From the parking area, walk toward the mouth of the canyon along the trail, which lies on a sandy shelf above usually dry Grapevine Wash. Once you reach the mouth of the canyon, you will find dozens of petroglyph panels on both sides.
Native Americans inhabited this area starting around AD 1100, and the rock art here is thought to range from more than 800 years old to as recent as 150. It remains important to Native Americans in the region. The designs are different than those in many other sites and seem to have been executed with special care.
After about 30 yards, the canyon is blocked by large boulders and a dry fall. This is the place to turn around if you are hiking with children. Visitors with rock scrambling skills can carefully climb up the boulders and cliffs and drop down into the wash again on the other side. There isn’t as much rock art above the fall, but it’s scenic. There are even cottonwood trees and usually a bit of water. Also, there is a nice slot canyon upstream.
What to pack: Hiking boots or sneakers with good tread, sun hat, sunblock, food, water. Binoculars are handy for a good look at the rock art higher on the canyon walls. At an elevation of 2,385 feet, you’ll find temperatures similar to those in Las Vegas.

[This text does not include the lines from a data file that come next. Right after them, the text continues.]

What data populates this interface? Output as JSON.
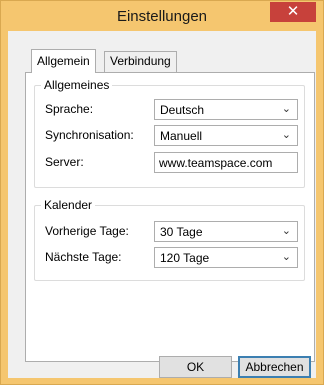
{
  "window": {
    "title": "Einstellungen",
    "close_label": "✕"
  },
  "tabs": [
    {
      "label": "Allgemein",
      "active": true
    },
    {
      "label": "Verbindung",
      "active": false
    }
  ],
  "general": {
    "legend": "Allgemeines",
    "language": {
      "label": "Sprache:",
      "value": "Deutsch"
    },
    "sync": {
      "label": "Synchronisation:",
      "value": "Manuell"
    },
    "server": {
      "label": "Server:",
      "value": "www.teamspace.com"
    }
  },
  "calendar": {
    "legend": "Kalender",
    "previous_days": {
      "label": "Vorherige Tage:",
      "value": "30 Tage"
    },
    "next_days": {
      "label": "Nächste Tage:",
      "value": "120 Tage"
    }
  },
  "buttons": {
    "ok": "OK",
    "cancel": "Abbrechen"
  },
  "icons": {
    "dropdown": "chevron-down-icon",
    "close": "close-icon"
  },
  "colors": {
    "window_frame": "#f5c66f",
    "close_button": "#c7413b",
    "default_button_border": "#3c7fb1"
  }
}
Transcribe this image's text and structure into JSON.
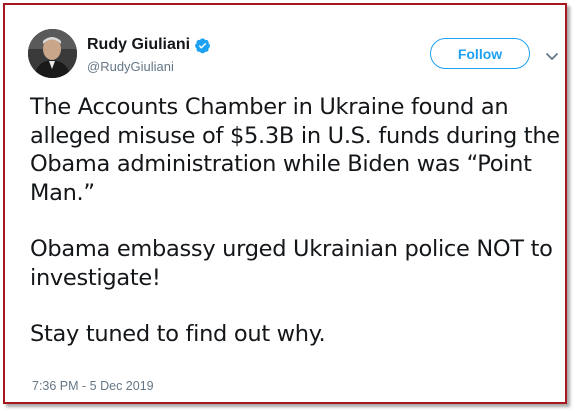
{
  "author": {
    "display_name": "Rudy Giuliani",
    "handle": "@RudyGiuliani",
    "verified": true,
    "avatar_icon": "profile-photo"
  },
  "actions": {
    "follow_label": "Follow",
    "menu_icon": "chevron-down-icon"
  },
  "tweet": {
    "paragraphs": [
      "The Accounts Chamber in Ukraine found an alleged misuse of $5.3B in U.S. funds during the Obama administration while Biden was “Point Man.”",
      "Obama embassy urged Ukrainian police NOT to investigate!",
      "Stay tuned to find out why."
    ],
    "timestamp": "7:36 PM - 5 Dec 2019"
  },
  "colors": {
    "frame_border": "#a51820",
    "accent": "#1da1f2",
    "text": "#14171a",
    "muted": "#657786"
  }
}
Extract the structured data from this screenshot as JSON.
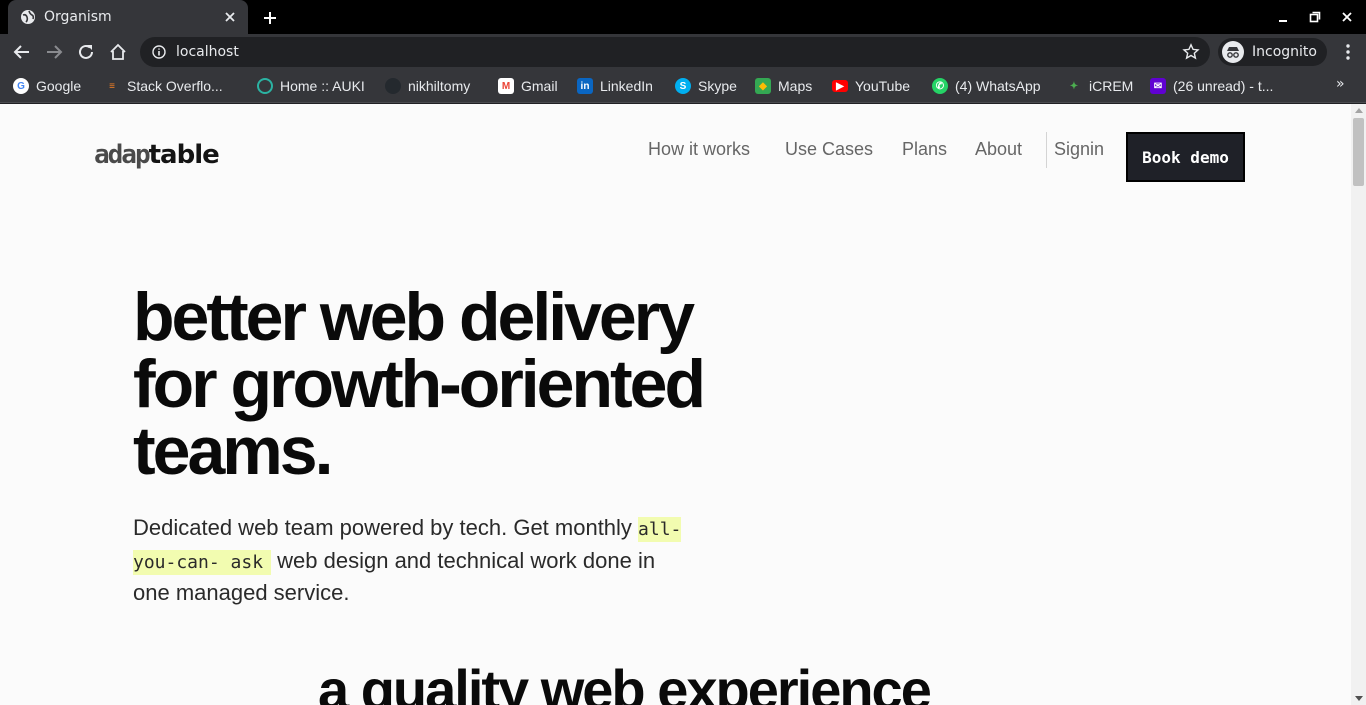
{
  "browser": {
    "tab": {
      "title": "Organism"
    },
    "address": {
      "url": "localhost"
    },
    "profile": {
      "label": "Incognito"
    },
    "bookmarks": [
      {
        "label": "Google",
        "icon": "google-icon",
        "color": "#ffffff"
      },
      {
        "label": "Stack Overflo...",
        "icon": "stackoverflow-icon",
        "color": "#f48024"
      },
      {
        "label": "Home :: AUKI",
        "icon": "auki-icon",
        "color": "#2bb3a3"
      },
      {
        "label": "nikhiltomy",
        "icon": "github-icon",
        "color": "#24292e"
      },
      {
        "label": "Gmail",
        "icon": "gmail-icon",
        "color": "#ea4335"
      },
      {
        "label": "LinkedIn",
        "icon": "linkedin-icon",
        "color": "#0a66c2"
      },
      {
        "label": "Skype",
        "icon": "skype-icon",
        "color": "#00aff0"
      },
      {
        "label": "Maps",
        "icon": "maps-icon",
        "color": "#34a853"
      },
      {
        "label": "YouTube",
        "icon": "youtube-icon",
        "color": "#ff0000"
      },
      {
        "label": "(4) WhatsApp",
        "icon": "whatsapp-icon",
        "color": "#25d366"
      },
      {
        "label": "iCREM",
        "icon": "icrem-icon",
        "color": "#4caf50"
      },
      {
        "label": "(26 unread) - t...",
        "icon": "yahoo-mail-icon",
        "color": "#6001d2"
      }
    ],
    "more_label": "»"
  },
  "site": {
    "logo": {
      "prefix": "adap",
      "suffix": "table"
    },
    "nav": {
      "how": "How it works",
      "use_cases": "Use Cases",
      "plans": "Plans",
      "about": "About",
      "signin": "Signin",
      "cta": "Book demo"
    },
    "hero": {
      "line1": "better web delivery",
      "line2": "for growth-oriented",
      "line3": "teams.",
      "sub_before": "Dedicated web team powered by tech. Get monthly ",
      "sub_highlight": "all-you-can- ask",
      "sub_after": " web design and technical work done in one managed service."
    },
    "section_title": "a quality web experience"
  }
}
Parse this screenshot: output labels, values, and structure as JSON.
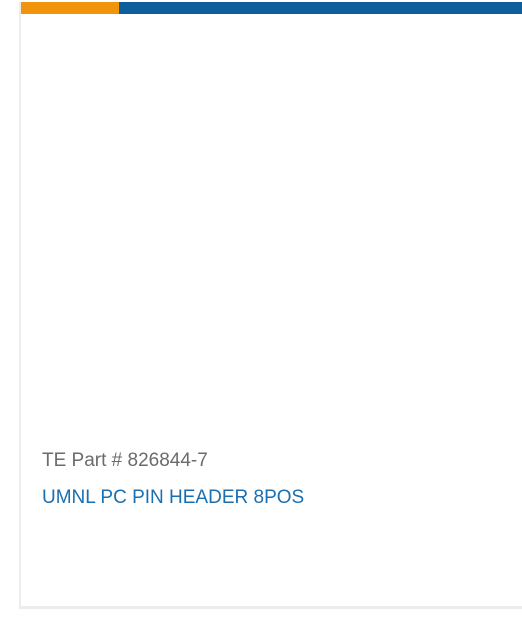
{
  "card": {
    "part_number_label": "TE Part # 826844-7",
    "title": "UMNL PC PIN HEADER 8POS"
  },
  "colors": {
    "accent_orange": "#f0940c",
    "accent_blue": "#0f5f9c",
    "link_blue": "#1a6fb0",
    "muted_text": "#6b6b6b"
  }
}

Length of stay: This is a day trip from Las Vegas.
Hands off: When visiting a cultural resource site such as this, be sure not to touch the rock art or move any rocks. Merely touching the petroglyphs with your hands can damage them because of the natural oils of our skin. Just use binoculars to get a closer look.
History: A few miles to the north towers 5,639-foot Spirit Mountain, said to be the spiritual birthplace of the Yuman-speaking peoples of the lower Colorado River region, such as the Havasupai, Hualapai and Mojave. Spirit Mountain is considered sacred ground, and Grapevine Canyon’s proximity to it is thought to be one reason so many petroglyphs were created here.